A teacher couple work for zero dropout rate in Kochavoor school
Krishnagiri: Well paid government teachers bunking schools is quite common in remote villages of Krishnagiri district. But a teacher and his wife work to make a difference at Kochavoor village, by making school their home.
For 38-year-old Dominic Savio and his 35-year-old wife Sagaya Shanthi, work starts every Monday morning with a two-wheeler ride from Denkannikottai to reach Kochavoor, where Dominic works as a teacher in the village government school.
The childless couple return to Denkannikottai, where they have taken a house on rent, only on Friday evenings. As long as they are uphill, they use the school building as their home, though the school lacks basic facilities for a couple to carve out a living place.
“It is not like the old adage that the place of the husband is the temple for a wife; but to do some service is better than being an idle woman waiting for her husband to return back from work,” chuckles Sagaya Shanthi speaking to DC.
Sagaya Shanthi has a teacher training qualification though she is not a working woman.

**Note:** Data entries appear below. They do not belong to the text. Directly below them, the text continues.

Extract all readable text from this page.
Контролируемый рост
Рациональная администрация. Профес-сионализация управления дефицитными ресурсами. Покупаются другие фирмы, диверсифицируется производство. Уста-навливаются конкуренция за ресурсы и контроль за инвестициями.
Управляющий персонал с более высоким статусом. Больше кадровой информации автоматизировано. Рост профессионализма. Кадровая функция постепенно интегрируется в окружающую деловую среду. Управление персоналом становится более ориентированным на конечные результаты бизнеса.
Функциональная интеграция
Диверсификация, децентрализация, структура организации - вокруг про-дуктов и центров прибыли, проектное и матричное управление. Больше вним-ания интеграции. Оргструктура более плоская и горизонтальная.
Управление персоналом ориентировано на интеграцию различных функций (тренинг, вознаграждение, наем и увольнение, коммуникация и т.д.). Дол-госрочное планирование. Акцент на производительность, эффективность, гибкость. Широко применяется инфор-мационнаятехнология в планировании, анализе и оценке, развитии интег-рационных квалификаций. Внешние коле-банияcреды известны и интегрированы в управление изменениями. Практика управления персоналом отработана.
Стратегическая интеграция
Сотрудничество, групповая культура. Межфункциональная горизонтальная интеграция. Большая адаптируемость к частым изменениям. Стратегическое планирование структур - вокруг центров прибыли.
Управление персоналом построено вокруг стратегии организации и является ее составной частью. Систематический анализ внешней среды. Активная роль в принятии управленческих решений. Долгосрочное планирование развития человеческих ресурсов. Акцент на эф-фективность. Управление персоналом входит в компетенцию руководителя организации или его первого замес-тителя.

After her husband joined the Kochavoor school, she learnt about its peculiarities and then “we decided to stay in the village during the working week, not knowing about the challenges that await us,” she mused.
As the villagers had no building to spare to rent a house, “we made the school building our home; the only problem for us is cooking food and an enclosure for our morning chores; our food is prepared in a neighbour's kitchen and the school toilet facility is our bathroom,” says Shanthi.
The couple’s stay in the village has ensured that the dropout rate among children in theelementary school at Kochavoor has dramatically fallen though the village has a migrant population.
“Dropout rate in the school my husband works for was below 10 at the time of his joining here. Now, there are no dropouts at all,” Shanthi smilingly adds with quiet pride.
“Parents here are not against sending their children to the school. They feel it is not safe to leave them in the village when they migrate for livelihood. We met the parents and persuaded them to leave their children with us during migration and this has worked out well so far,” adds Shanthi.